I think it’s because SwiftUI is not intended to be a Cocoa level framework. Similar in how Objective-C is not supposed to replace C. That would be Smalltalk, which shows how impractical (however nice) that would be.

My personal suggestion is to consider SwiftUI a form builder on steroids. It’s extraordinarily effective for things builtin.

Helge Heß:

I can’t tell what their long-term plan is, but IMO it’s extremely unlikely to be a fully SwiftUI based system. Except for tiny platforms like watchOS (the original target AFAIK). I suspect that SwiftUI for UIKit+ was never intended to be a competitor to Cocoa, but to ReactNative and the likes.

Colin Cornaby:

I had the unpleasant experience of trying to do something complicated with a scroll view in SwiftUI. You can’t get or manipulate the scroll offset directly? What?

Previously:

Apple Sued for Removing Rave App From Store

Juli Clover:

Rave, a cross-platform service that lets users watch movies and TV shows together, today filed a series of antitrust lawsuits against Apple after Apple removed the Rave app from the App Store in August 2025.
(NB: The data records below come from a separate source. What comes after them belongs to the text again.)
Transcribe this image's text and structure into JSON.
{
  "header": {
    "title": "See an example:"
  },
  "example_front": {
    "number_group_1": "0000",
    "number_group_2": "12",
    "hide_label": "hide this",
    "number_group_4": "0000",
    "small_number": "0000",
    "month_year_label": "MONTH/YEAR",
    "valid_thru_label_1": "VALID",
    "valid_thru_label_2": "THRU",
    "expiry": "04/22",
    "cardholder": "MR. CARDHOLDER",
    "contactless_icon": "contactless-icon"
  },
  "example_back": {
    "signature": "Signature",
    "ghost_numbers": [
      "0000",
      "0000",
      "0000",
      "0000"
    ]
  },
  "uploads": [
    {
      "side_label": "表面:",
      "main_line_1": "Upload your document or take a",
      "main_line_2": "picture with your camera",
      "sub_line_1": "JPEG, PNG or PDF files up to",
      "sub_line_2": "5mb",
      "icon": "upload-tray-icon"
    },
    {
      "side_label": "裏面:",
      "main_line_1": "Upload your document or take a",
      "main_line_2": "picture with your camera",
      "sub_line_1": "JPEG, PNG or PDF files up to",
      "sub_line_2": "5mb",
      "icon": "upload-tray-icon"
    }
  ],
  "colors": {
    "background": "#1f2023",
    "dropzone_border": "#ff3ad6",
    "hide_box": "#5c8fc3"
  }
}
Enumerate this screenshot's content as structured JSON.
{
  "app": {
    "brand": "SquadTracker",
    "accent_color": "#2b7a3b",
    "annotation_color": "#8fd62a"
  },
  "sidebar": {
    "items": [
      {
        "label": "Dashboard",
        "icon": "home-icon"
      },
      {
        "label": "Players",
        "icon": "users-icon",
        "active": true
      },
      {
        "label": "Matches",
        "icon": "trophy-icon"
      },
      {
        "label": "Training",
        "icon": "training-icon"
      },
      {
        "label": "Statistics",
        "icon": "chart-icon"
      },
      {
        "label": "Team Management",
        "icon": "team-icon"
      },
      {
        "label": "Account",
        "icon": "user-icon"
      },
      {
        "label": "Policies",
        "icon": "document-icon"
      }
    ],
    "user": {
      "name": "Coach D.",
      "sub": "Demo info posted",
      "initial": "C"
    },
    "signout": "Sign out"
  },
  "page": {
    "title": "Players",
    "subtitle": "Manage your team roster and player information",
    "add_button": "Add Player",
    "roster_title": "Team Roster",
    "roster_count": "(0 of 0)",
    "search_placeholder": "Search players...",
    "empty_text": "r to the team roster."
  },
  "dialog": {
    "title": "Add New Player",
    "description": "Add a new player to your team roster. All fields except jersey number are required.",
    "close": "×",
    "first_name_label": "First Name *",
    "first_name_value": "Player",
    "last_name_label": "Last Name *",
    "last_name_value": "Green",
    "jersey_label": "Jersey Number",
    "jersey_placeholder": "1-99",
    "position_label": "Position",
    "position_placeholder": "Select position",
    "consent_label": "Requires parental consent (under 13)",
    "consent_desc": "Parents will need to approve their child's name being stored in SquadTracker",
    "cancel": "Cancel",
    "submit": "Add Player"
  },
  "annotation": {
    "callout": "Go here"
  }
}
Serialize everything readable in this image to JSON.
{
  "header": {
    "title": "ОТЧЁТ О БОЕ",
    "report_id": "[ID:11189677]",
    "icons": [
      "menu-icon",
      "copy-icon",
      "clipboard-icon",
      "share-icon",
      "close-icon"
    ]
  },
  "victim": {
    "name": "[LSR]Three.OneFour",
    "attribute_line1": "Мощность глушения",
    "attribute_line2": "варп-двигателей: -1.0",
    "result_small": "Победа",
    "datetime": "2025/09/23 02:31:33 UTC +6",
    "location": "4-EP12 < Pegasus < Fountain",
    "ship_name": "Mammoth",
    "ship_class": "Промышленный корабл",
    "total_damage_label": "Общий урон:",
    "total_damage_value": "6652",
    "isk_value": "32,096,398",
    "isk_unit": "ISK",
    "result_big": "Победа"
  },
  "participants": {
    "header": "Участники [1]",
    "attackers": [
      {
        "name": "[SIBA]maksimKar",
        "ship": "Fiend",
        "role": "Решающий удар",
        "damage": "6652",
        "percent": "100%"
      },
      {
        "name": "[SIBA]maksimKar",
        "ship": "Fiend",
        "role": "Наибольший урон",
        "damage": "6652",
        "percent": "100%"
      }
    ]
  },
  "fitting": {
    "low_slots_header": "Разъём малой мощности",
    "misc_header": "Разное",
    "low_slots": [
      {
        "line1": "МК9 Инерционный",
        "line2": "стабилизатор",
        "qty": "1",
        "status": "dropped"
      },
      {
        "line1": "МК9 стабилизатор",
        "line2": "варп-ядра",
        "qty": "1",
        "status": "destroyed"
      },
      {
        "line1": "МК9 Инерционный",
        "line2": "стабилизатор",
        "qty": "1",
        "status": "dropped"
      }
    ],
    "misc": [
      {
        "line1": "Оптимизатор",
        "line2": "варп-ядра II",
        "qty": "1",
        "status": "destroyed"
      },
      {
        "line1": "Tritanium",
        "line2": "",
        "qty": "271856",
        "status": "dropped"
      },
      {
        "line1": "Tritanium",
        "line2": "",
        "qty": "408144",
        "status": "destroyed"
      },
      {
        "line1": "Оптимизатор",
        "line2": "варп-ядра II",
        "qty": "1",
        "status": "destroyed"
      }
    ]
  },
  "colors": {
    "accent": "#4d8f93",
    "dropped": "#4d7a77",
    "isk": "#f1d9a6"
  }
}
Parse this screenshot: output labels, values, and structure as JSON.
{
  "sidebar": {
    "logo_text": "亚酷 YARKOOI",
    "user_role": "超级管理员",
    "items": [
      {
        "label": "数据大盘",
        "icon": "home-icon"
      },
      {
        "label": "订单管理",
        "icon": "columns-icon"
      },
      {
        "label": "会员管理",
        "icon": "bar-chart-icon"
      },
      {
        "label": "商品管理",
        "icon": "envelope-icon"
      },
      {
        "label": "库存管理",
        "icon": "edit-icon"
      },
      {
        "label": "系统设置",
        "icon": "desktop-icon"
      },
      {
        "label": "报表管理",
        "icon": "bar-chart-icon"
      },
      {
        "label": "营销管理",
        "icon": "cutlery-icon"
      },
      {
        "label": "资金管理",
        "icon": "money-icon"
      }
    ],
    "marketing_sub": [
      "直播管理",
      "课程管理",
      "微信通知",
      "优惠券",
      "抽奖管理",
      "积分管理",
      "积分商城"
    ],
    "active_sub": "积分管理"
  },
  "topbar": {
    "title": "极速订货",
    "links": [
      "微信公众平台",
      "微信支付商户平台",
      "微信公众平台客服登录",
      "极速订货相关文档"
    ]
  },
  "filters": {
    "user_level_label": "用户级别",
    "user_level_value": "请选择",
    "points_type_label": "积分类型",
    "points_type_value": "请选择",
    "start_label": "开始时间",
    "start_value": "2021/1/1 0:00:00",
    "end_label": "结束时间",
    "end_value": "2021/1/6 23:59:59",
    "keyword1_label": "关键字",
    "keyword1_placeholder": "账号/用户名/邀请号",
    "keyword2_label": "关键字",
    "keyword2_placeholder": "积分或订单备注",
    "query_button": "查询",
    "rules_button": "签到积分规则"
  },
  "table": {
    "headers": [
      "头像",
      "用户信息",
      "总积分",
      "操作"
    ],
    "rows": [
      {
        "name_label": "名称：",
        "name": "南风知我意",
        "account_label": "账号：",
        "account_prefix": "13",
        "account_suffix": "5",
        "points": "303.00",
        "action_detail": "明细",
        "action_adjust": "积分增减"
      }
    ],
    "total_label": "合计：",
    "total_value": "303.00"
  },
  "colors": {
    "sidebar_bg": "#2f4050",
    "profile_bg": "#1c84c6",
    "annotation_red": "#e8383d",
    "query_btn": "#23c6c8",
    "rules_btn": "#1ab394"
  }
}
According to Rave, Apple cited “unspecified allegations of fraud and vague concerns about content moderation” when pulling the app. Rave alleges Apple targeted the service because Rave competed with SharePlay, and Apple wanted to corner the market on smartphone co-viewing. Rave claims that Apple also falsely labeled the Rave Mac app as malware, preventing Mac users from installing it.

Discussion on Reddit suggests that Rave had unmoderated public chatrooms, pornography, issues with scams, and CSAM material. The Rave app was also labeled as malware by Kaspersky, BitDefender, Windows, and Google, suggesting Apple may have had reason to protect users from the app beyond limiting competition.

They claim that the content moderation issues have been resolved.